Comply with legal obligations, respond to lawful requests, and maintain audit-ready records.
Develop new features, roadmap initiatives, and beta programs informed by aggregated feedback.

4. Legal Bases

Where required (e.g., GDPR), we rely on contract performance, legitimate interests (service improvement, security, fraud prevention), compliance with legal obligations, and consent for optional programs or marketing.

5. How We Share Information

With subprocessors that host infrastructure, databases, caching layers, email delivery, analytics, payment processing, or customer support—each limited to providing services on our behalf.
With teammates within your organization according to assigned roles/permissions, including support portal and incident visibility.
With third-party integrations you authorize (e.g., Jira sync, Slack/Discord, webhooks), limited to the data required to operate that integration.
During corporate transactions (mergers, acquisitions, financings, or asset transfers) subject to confidentiality obligations.
When required by law or necessary to protect rights, users, safety, or enforce policies.

We do not sell personal information.

6. Data Retention

We retain data for as long as your account is active or as needed to provide the Services. Monitor history, incidents, and tickets follow plan-specific retention rules. Limited logs may be kept after account closure for fraud prevention, audits, or legal compliance.

7. Security

We employ TLS, role-based access, Redis-backed rate limits, layered middleware (auth, plan enforcement, custom-domain checks), and audit logging. No system is perfectly secure—protect API keys, agent tokens, and TOTP secrets on your side.

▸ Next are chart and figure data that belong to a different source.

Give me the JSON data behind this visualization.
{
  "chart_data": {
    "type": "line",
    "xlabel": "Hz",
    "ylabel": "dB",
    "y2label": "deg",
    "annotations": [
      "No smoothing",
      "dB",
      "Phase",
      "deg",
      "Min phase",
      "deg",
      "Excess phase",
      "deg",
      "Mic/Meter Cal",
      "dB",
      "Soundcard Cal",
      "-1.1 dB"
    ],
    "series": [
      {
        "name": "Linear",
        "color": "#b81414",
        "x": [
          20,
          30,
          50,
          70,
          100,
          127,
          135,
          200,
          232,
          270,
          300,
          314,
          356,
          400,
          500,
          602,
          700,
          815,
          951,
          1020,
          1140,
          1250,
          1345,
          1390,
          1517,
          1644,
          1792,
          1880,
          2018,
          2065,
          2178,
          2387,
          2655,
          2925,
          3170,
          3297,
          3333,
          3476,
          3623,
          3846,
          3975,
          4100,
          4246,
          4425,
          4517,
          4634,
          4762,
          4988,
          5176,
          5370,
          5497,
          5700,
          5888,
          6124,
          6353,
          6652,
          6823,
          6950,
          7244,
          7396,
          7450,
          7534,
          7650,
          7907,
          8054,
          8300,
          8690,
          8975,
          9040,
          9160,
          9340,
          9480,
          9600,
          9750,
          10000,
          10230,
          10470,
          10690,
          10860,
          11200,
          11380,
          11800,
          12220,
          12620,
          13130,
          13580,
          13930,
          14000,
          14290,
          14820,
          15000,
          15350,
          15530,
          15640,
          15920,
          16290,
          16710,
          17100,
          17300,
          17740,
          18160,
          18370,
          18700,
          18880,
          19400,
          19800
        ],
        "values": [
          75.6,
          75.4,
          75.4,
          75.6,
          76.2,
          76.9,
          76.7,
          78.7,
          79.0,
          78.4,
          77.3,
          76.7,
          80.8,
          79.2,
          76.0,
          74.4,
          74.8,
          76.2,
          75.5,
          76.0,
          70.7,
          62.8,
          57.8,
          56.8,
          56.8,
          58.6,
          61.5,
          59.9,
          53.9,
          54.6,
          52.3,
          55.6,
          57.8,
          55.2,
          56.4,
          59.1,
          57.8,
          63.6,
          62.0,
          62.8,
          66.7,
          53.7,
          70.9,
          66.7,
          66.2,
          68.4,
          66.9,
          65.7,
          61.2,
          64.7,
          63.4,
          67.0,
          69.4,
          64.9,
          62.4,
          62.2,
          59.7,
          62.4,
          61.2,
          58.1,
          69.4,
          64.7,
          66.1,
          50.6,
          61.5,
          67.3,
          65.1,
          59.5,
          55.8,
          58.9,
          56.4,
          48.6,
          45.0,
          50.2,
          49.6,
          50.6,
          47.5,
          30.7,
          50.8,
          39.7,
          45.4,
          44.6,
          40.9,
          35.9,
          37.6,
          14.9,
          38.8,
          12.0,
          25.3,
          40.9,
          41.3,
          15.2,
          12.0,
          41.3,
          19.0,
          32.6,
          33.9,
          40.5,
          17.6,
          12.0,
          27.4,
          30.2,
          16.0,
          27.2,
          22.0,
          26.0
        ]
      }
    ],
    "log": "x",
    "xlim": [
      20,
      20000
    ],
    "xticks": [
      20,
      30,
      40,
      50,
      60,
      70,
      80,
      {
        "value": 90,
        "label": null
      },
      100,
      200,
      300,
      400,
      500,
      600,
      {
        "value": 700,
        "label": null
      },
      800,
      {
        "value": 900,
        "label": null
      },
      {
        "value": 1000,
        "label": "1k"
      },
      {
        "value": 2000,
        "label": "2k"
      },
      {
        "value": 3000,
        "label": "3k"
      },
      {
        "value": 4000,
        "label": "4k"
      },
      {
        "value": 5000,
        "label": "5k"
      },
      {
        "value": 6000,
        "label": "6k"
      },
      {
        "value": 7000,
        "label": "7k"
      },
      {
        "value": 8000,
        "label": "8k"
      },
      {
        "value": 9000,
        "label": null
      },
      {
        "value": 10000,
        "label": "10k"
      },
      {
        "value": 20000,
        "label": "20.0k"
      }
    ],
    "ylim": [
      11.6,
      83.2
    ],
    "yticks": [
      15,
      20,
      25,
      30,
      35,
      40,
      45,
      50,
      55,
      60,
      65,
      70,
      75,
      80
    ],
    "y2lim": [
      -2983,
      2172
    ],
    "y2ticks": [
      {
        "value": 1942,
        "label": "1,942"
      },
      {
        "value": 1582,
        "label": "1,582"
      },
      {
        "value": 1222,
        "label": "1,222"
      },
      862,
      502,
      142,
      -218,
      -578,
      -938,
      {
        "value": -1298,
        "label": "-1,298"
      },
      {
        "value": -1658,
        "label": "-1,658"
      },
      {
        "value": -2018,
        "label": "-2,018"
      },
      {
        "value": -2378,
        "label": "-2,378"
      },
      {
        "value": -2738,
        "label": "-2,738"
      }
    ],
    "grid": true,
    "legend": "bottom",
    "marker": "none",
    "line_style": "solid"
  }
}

8. International Data Transfers

Data may be processed in the United States or other countries where we and our subprocessors operate. We use appropriate safeguards, such as Standard Contractual Clauses, when required.

9. Your Choices & Rights

Depending on your location you may request access, correction, export, deletion, or restriction of personal information, and object to certain processing. Workspace admins can self-manage most data via the dashboard or APIs. Contact us at privacy@uptime-platform.example for assistance.

You can adjust alert channels, mailing lists, and agent connections from the dashboard. Opt-out links are included with non-transactional communications where required.

10. Support Portal, Status Pages, and Public Data

Support Portal: Tenants control which tickets, contacts, and attachments are public. Avoid sharing sensitive data in public replies.
Status Pages & Custom Domains: Published incidents, metrics, and RSS/ICS feeds are intentionally public. Review content before publishing.
Server & Docker Agents: Agents stream system metrics and execute the automations you configure. Deploy only to systems you control.

11. Children

The Services are not directed to children under 16, and we do not knowingly collect their personal information. If you believe a child provided data, contact us and we will take appropriate action.

12. Changes to This Policy

We may update this policy to reflect operational, legal, or regulatory changes. Updates will be posted here with a revised “Last updated” date, and material changes may be announced via email or in-app notice.

13. Contact

Reach us at privacy@xuptimemonitor.com

If you have unresolved concerns, you may have the right to contact your local data protection authority.